El Alcázar y los años de la renovación

Fue cafetería y marisquería. Su dueño, Valentín Tijeras, abordó una gran reforma en los años setenta

Eduardo D. Vicente
15:00 • 24 mar. 2017

El Alcázar miraba a la ciudad desde una esquina privilegiada. Gozaba a la vez del prestigio que otorgaba la cercanía con la Puerta de Purchena y del bullicio del Paseo. Su ubicación convirtió el negocio en un lugar de referencia en una época en la que todo sucedía alrededor del Paseo. 

A pesar de la solera del establecimiento, también pasó por tiempos complicados y necesitó adaptarse  a una nueva época cuando a mediados de los años setenta las revoluciones sociales empezaron a transformar también las formas de ocio y las exigencias de la gente. 

Se podría decir que el Alcázar fue uno de los cafés del Paseo que mejor supieron adaptarse a ese cambio de época. Sobrevivió a la posguerra, cuando el que entonces era su propietario, don Miguel Granados, mandaba a los camareros a llevar los desayunos a las casas de las familias pudientes de la ciudad y sobrevivió a las grandes transformaciones que fueron llegando en los años de la Transición. En aquella época ya lo regentaba Valentín Tijeras, que cansado de ser camarero se embarcó en la aventura de quedarse con el bar.

En 1972 amplió el negocio sumándole a la cafetería de toda la vida, una sala de tapas y una marisquería que puso en la calle Tenor Iribarne. Los dos negocios estaban comunicados por el interior, pero los clientes tenían que acceder  por puertas distintas. A la cafetería se entraba por el Paseo y a la marisquería por Tenor Iribarne.

Eran años de prosperidad, en los que contó con la colaboración de su esposa, Emilia García Torres, una mujer que entendía el Alcázar como parte de su vida, porque se había criado en el bar, donde su madre estuvo empleada como cocinera.

A Valentín Tijeras, que era un hombre de iniciativas, le gustaba escrutar el mercado para buscar nuevos productos, detalles con los que poder ser diferente y sorprender a su clientela. A mediados de los años setenta vio en un catálogo de hostelería una máquina que servía para hacer los bocadillos de perritos calientes y no dudó en colocar el artefacto junto a la puerta principal del establecimiento. La máquina era muy simple: un calentador eléctrico con una plataforma sobre la que se elevaban varios moldes de hierro en donde se introducían los bollos de pan para que se calentaran y una bandeja donde la salchichas cogían la temperatura idónea antes de ser introducidas dentro del pan. La idea fue un  éxito rotundo y no hubo casi nadie en Almería que no disfrutara de la moda de los perritos calientes aliñados con tomate frito y mostaza. 
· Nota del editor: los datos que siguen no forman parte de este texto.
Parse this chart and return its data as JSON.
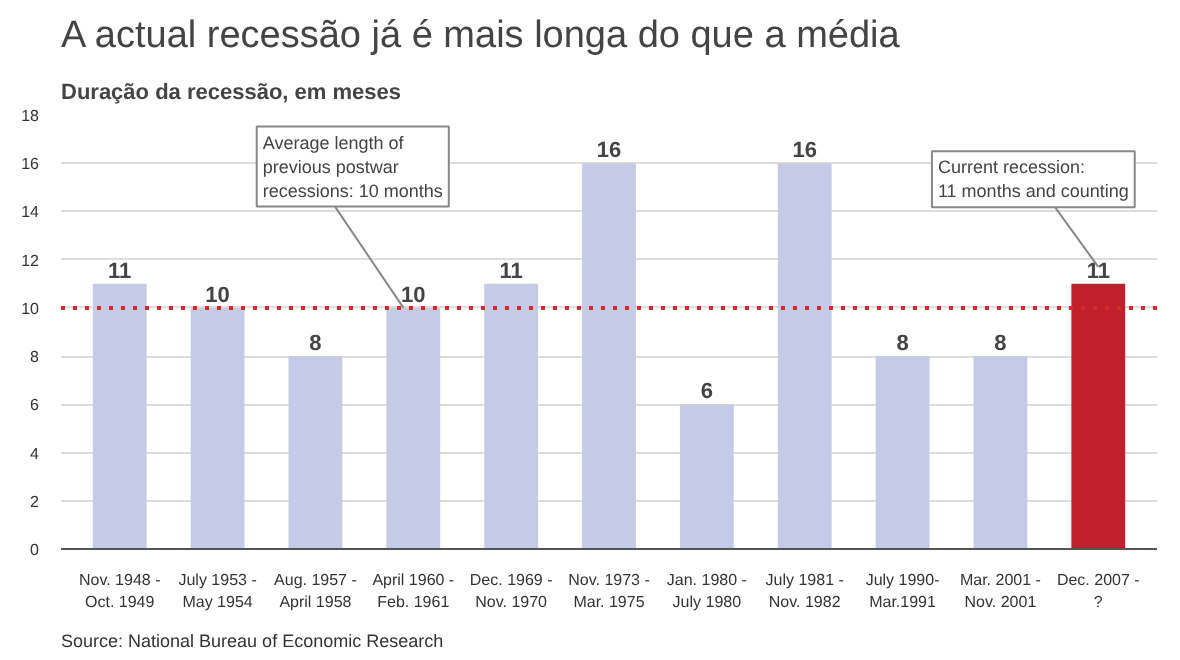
{
  "chart_data": {
    "type": "bar",
    "title": "A actual recessão já é mais longa do que a média",
    "subtitle": "Duração da recessão, em meses",
    "categories": [
      "Nov. 1948 -\nOct. 1949",
      "July 1953 -\nMay 1954",
      "Aug. 1957 -\nApril 1958",
      "April 1960 -\nFeb. 1961",
      "Dec. 1969 -\nNov. 1970",
      "Nov. 1973 -\nMar. 1975",
      "Jan. 1980 -\nJuly 1980",
      "July 1981 -\nNov. 1982",
      "July 1990-\nMar.1991",
      "Mar. 2001 -\nNov. 2001",
      "Dec. 2007 -\n?"
    ],
    "values": [
      11,
      10,
      8,
      10,
      11,
      16,
      6,
      16,
      8,
      8,
      11
    ],
    "colors": [
      "#c5cbe6",
      "#c5cbe6",
      "#c5cbe6",
      "#c5cbe6",
      "#c5cbe6",
      "#c5cbe6",
      "#c5cbe6",
      "#c5cbe6",
      "#c5cbe6",
      "#c5cbe6",
      "#c0202c"
    ],
    "ylim": [
      0,
      18
    ],
    "yticks": [
      0,
      2,
      4,
      6,
      8,
      10,
      12,
      14,
      16,
      18
    ],
    "grid": "y",
    "data_labels": true,
    "ref_lines": [
      {
        "axis": "y",
        "value": 10,
        "label": "Average length of\nprevious postwar\nrecessions: 10 months",
        "color": "#d42a2a",
        "line_style": "dotted"
      }
    ],
    "annotations": [
      "Current recession:\n11 months and counting",
      "Source: National Bureau of Economic Research"
    ]
  }
}
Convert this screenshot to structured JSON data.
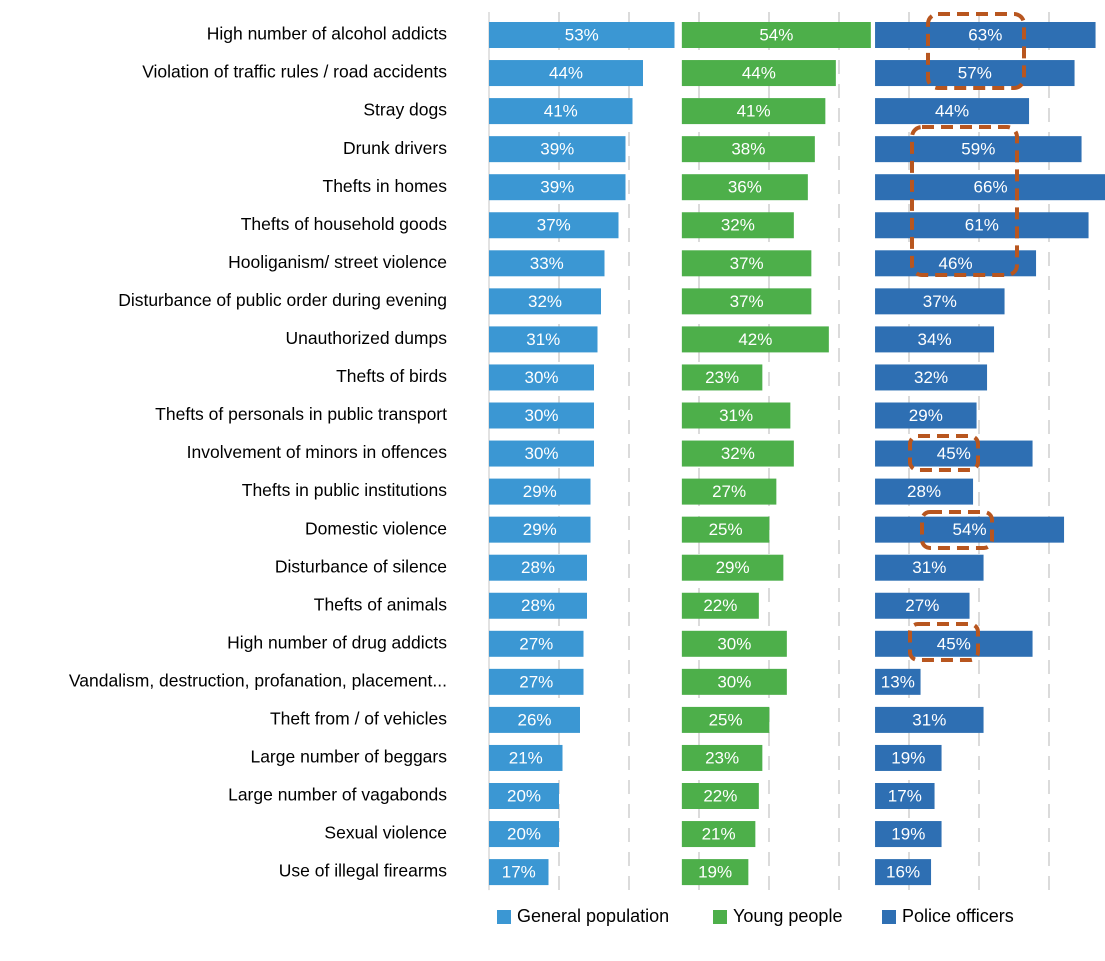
{
  "chart_data": {
    "type": "bar",
    "categories": [
      "High number of alcohol addicts",
      "Violation of traffic rules / road accidents",
      "Stray dogs",
      "Drunk drivers",
      "Thefts in homes",
      "Thefts of household goods",
      "Hooliganism/ street violence",
      "Disturbance of public order during evening",
      "Unauthorized dumps",
      "Thefts of birds",
      "Thefts of personals in public transport",
      "Involvement of minors in offences",
      "Thefts in public institutions",
      "Domestic violence",
      "Disturbance of silence",
      "Thefts of animals",
      "High number of drug addicts",
      "Vandalism, destruction, profanation, placement...",
      "Theft from / of vehicles",
      "Large number of beggars",
      "Large number of vagabonds",
      "Sexual violence",
      "Use of illegal firearms"
    ],
    "series": [
      {
        "name": "General population",
        "color": "#3b97d3",
        "values": [
          53,
          44,
          41,
          39,
          39,
          37,
          33,
          32,
          31,
          30,
          30,
          30,
          29,
          29,
          28,
          28,
          27,
          27,
          26,
          21,
          20,
          20,
          17
        ],
        "value_labels": [
          "53%",
          "44%",
          "41%",
          "39%",
          "39%",
          "37%",
          "33%",
          "32%",
          "31%",
          "30%",
          "30%",
          "30%",
          "29%",
          "29%",
          "28%",
          "28%",
          "27%",
          "27%",
          "26%",
          "21%",
          "20%",
          "20%",
          "17%"
        ]
      },
      {
        "name": "Young people",
        "color": "#4daf4a",
        "values": [
          54,
          44,
          41,
          38,
          36,
          32,
          37,
          37,
          42,
          23,
          31,
          32,
          27,
          25,
          29,
          22,
          30,
          30,
          25,
          23,
          22,
          21,
          19
        ],
        "value_labels": [
          "54%",
          "44%",
          "41%",
          "38%",
          "36%",
          "32%",
          "37%",
          "37%",
          "42%",
          "23%",
          "31%",
          "32%",
          "27%",
          "25%",
          "29%",
          "22%",
          "30%",
          "30%",
          "25%",
          "23%",
          "22%",
          "21%",
          "19%"
        ]
      },
      {
        "name": "Police officers",
        "color": "#2e6fb3",
        "values": [
          63,
          57,
          44,
          59,
          66,
          61,
          46,
          37,
          34,
          32,
          29,
          45,
          28,
          54,
          31,
          27,
          45,
          13,
          31,
          19,
          17,
          19,
          16
        ],
        "value_labels": [
          "63%",
          "57%",
          "44%",
          "59%",
          "66%",
          "61%",
          "46%",
          "37%",
          "34%",
          "32%",
          "29%",
          "45%",
          "28%",
          "54%",
          "31%",
          "27%",
          "45%",
          "13%",
          "31%",
          "19%",
          "17%",
          "19%",
          "16%"
        ]
      }
    ],
    "xlim": [
      0,
      176
    ],
    "xticks": [
      20,
      40,
      60,
      80,
      100,
      120,
      140,
      160
    ],
    "grid": true,
    "legend": "bottom"
  }
}
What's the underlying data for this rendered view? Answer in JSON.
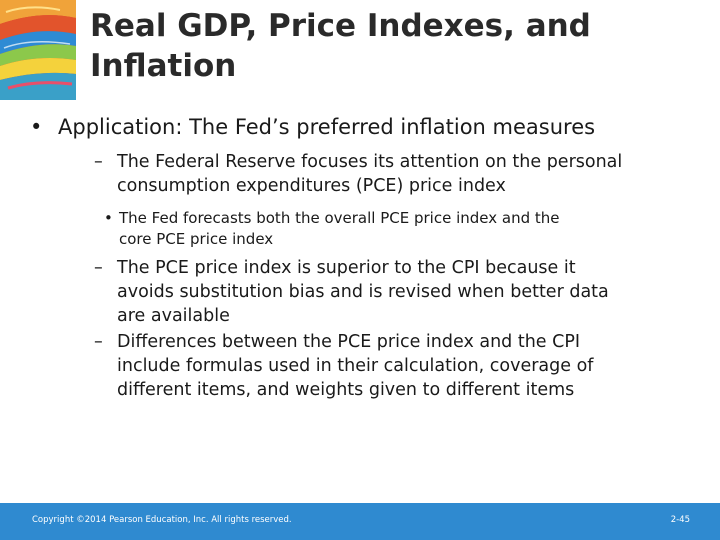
{
  "slide": {
    "title_line1": "Real GDP, Price Indexes, and",
    "title_line2": "Inflation"
  },
  "bullets": {
    "main": {
      "marker": "•",
      "text": "Application: The Fed’s preferred inflation measures"
    },
    "sub1": {
      "marker": "–",
      "line1": "The Federal Reserve focuses its attention on the personal",
      "line2": "consumption expenditures (PCE) price index"
    },
    "sub1_detail": {
      "marker": "•",
      "line1": "The Fed forecasts both the overall PCE price index and the",
      "line2": "core PCE price index"
    },
    "sub2": {
      "marker": "–",
      "line1": "The PCE price index is superior to the CPI because it",
      "line2": "avoids substitution bias and is revised when better data",
      "line3": "are available"
    },
    "sub3": {
      "marker": "–",
      "line1": "Differences between the PCE price index and the CPI",
      "line2": "include formulas used in their calculation, coverage of",
      "line3": "different items, and weights given to different items"
    }
  },
  "footer": {
    "copyright": "Copyright ©2014 Pearson Education, Inc. All rights reserved.",
    "page_number": "2-45",
    "color": "#2f8ad0"
  }
}
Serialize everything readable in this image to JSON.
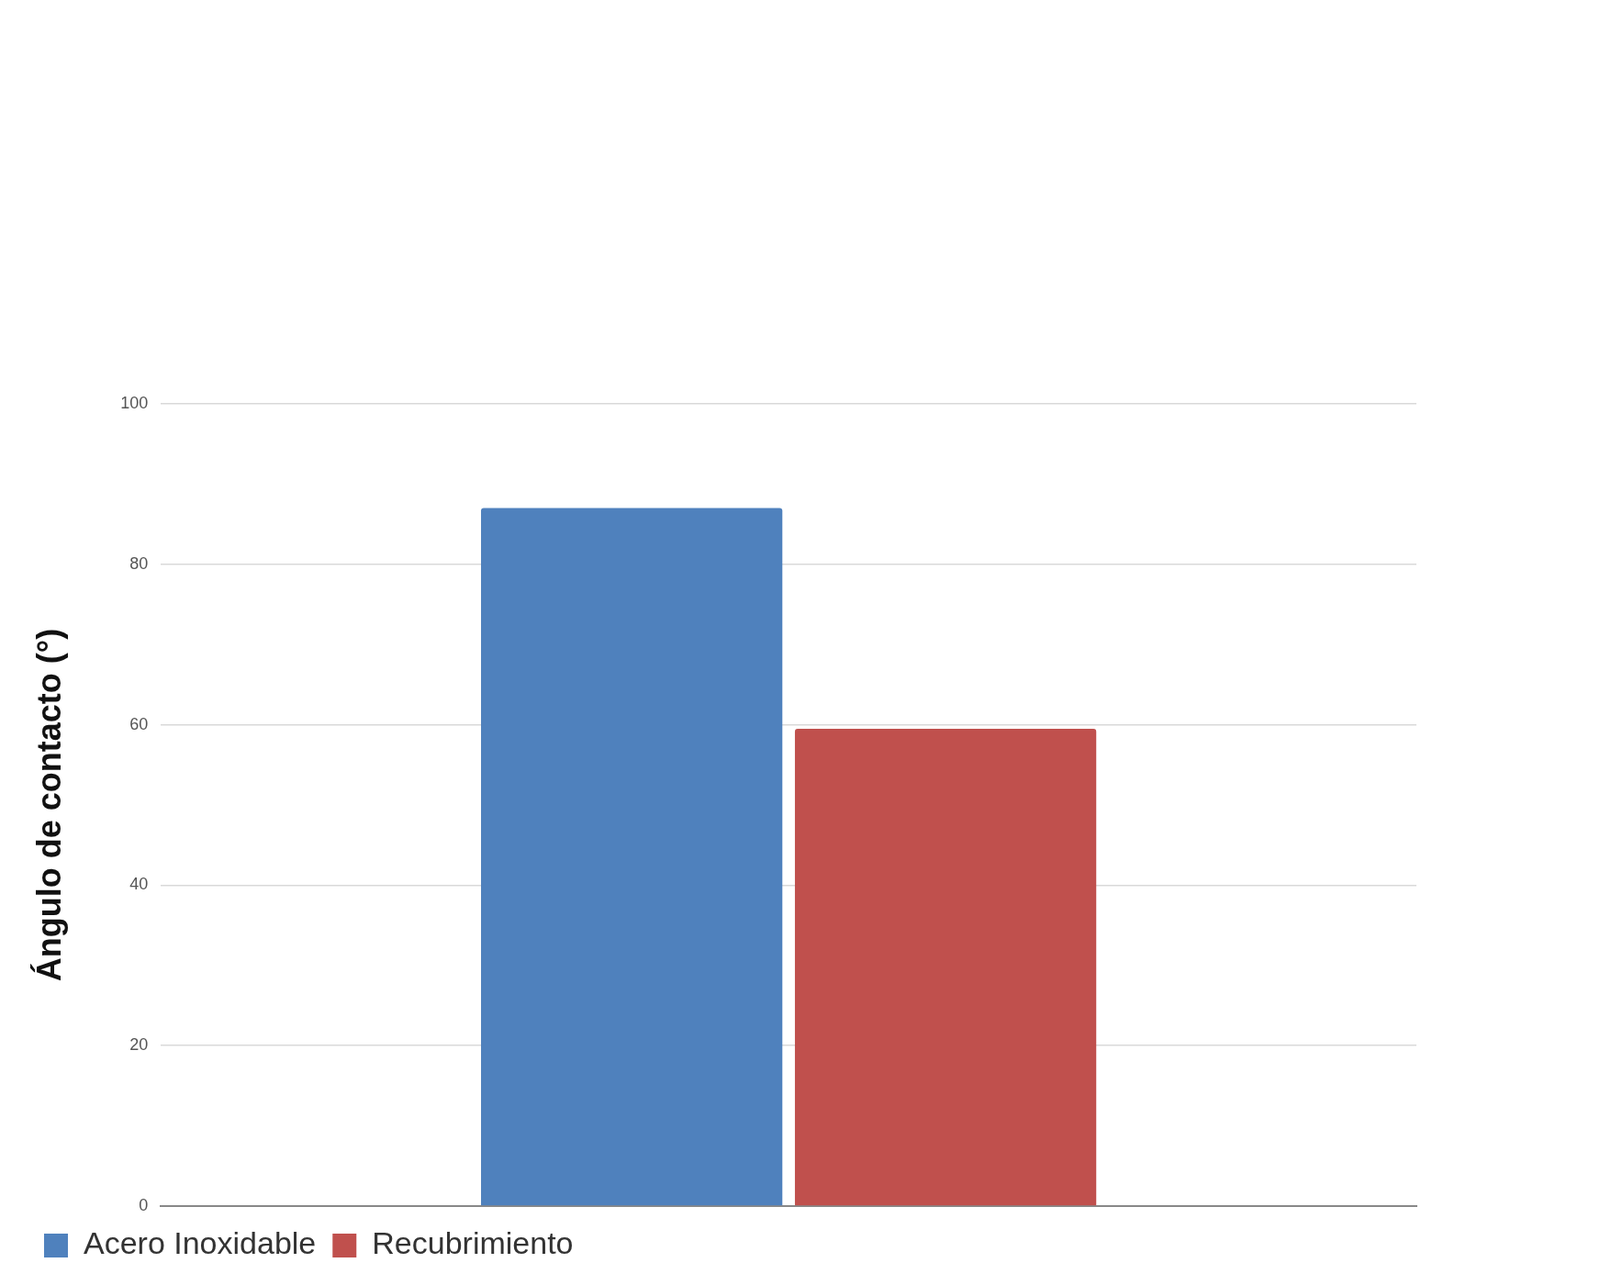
{
  "chart_data": {
    "type": "bar",
    "y_label": "Ángulo de contacto (°)",
    "categories": [
      null
    ],
    "series": [
      {
        "name": "Acero Inoxidable",
        "color": "#4f81bd",
        "values": [
          87
        ]
      },
      {
        "name": "Recubrimiento",
        "color": "#c0504d",
        "values": [
          59.5
        ]
      }
    ],
    "ylim": [
      0,
      100
    ],
    "yticks": [
      0,
      20,
      40,
      60,
      80,
      100
    ],
    "grid": true,
    "legend": "bottom-left",
    "tick_labels": "y"
  }
}
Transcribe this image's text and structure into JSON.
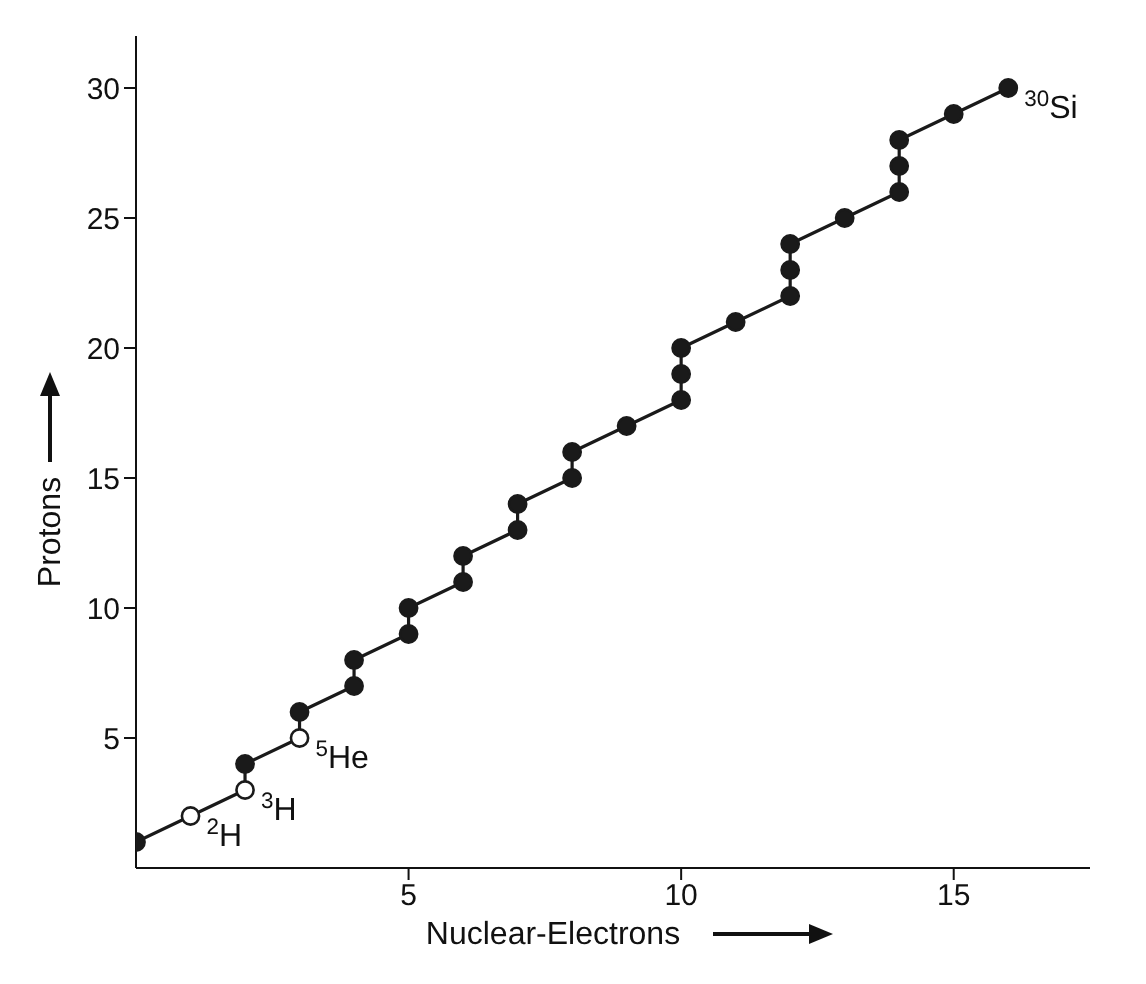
{
  "chart_data": {
    "type": "line",
    "xlabel": "Nuclear-Electrons",
    "ylabel": "Protons",
    "x": [
      0,
      1,
      2,
      2,
      3,
      3,
      4,
      4,
      5,
      5,
      6,
      6,
      7,
      7,
      8,
      8,
      9,
      10,
      10,
      10,
      11,
      12,
      12,
      12,
      13,
      14,
      14,
      14,
      15,
      16
    ],
    "values": [
      1,
      2,
      3,
      4,
      5,
      6,
      7,
      8,
      9,
      10,
      11,
      12,
      13,
      14,
      15,
      16,
      17,
      18,
      19,
      20,
      21,
      22,
      23,
      24,
      25,
      26,
      27,
      28,
      29,
      30
    ],
    "color": "#1a1a1a",
    "colors": [
      "#1a1a1a",
      "#ffffff",
      "#ffffff",
      "#1a1a1a",
      "#ffffff",
      "#1a1a1a",
      "#1a1a1a",
      "#1a1a1a",
      "#1a1a1a",
      "#1a1a1a",
      "#1a1a1a",
      "#1a1a1a",
      "#1a1a1a",
      "#1a1a1a",
      "#1a1a1a",
      "#1a1a1a",
      "#1a1a1a",
      "#1a1a1a",
      "#1a1a1a",
      "#1a1a1a",
      "#1a1a1a",
      "#1a1a1a",
      "#1a1a1a",
      "#1a1a1a",
      "#1a1a1a",
      "#1a1a1a",
      "#1a1a1a",
      "#1a1a1a",
      "#1a1a1a",
      "#1a1a1a"
    ],
    "marker": "circle",
    "line_style": "solid",
    "xlim": [
      0,
      17.5
    ],
    "ylim": [
      0,
      32
    ],
    "xticks": [
      5,
      10,
      15
    ],
    "yticks": [
      5,
      10,
      15,
      20,
      25,
      30
    ],
    "annotations": [
      {
        "text": "$^{2}$H",
        "x": 1,
        "y": 2
      },
      {
        "text": "$^{3}$H",
        "x": 2,
        "y": 3
      },
      {
        "text": "$^{5}$He",
        "x": 3,
        "y": 5
      },
      {
        "text": "$^{30}$Si",
        "x": 16,
        "y": 30
      }
    ]
  }
}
Los fines de semana, cuando los soldados bajaban desde el campamento de Viator, se llegaban a formar largas colas delante de la máquina de las salchichas. En las tardes de los días de diario era habitual encontrarse delante del puesto con un grupo de niñas del colegio del Milagro, que cuando salían de la escuela merendaban su bocadillo de salchichas.
Los bocadillos fueron un gran negocio en la década de los setenta. Uno de los camareros que trabajó con la máquina de los perritos calientes, Antonio Rodríguez Zamora, recuerda la locura de las madrugadas de Feria, cuando los jóvenes se quitaban el hambre en la misma acera, y aquellas noches de Reyes en las que pasaban por el Alcázar casi todos los dependientes de los comercios cuando era costumbre que las tiendas estuvieran abiertas hasta las doce de la noche. 
La cafetería Alcázar se hizo célebre también por sus churros. Elaboraban las ruedas clásicas que eran muy demandadas por las familias para desayunar en una época en la que el colesterol sonaba a chino, y los tallos partidos. que tenían mucho éxito en los desayunos de la barra. En los meses de verano el establecimiento ofrecía un amplio surtido de los mejores helados de la marca Adolfo y un invento de la casa que también gozó de una buena acogida entre la clientela, una máquina de helados exprés que fue una pequeña revolución en el mercado con sus sabores de vainilla y chocolate.

Contaba además con los mejores pasteles recién sacados del obrador de la Dulce Alianza y un extenso surtido de platos combinados que era un manjar para los turistas, acostumbrados a las comidas rápidas. El Alcázar fue también una universidad de jóvenes camareros que aprendieron tras su barra todos los secretos del oficio.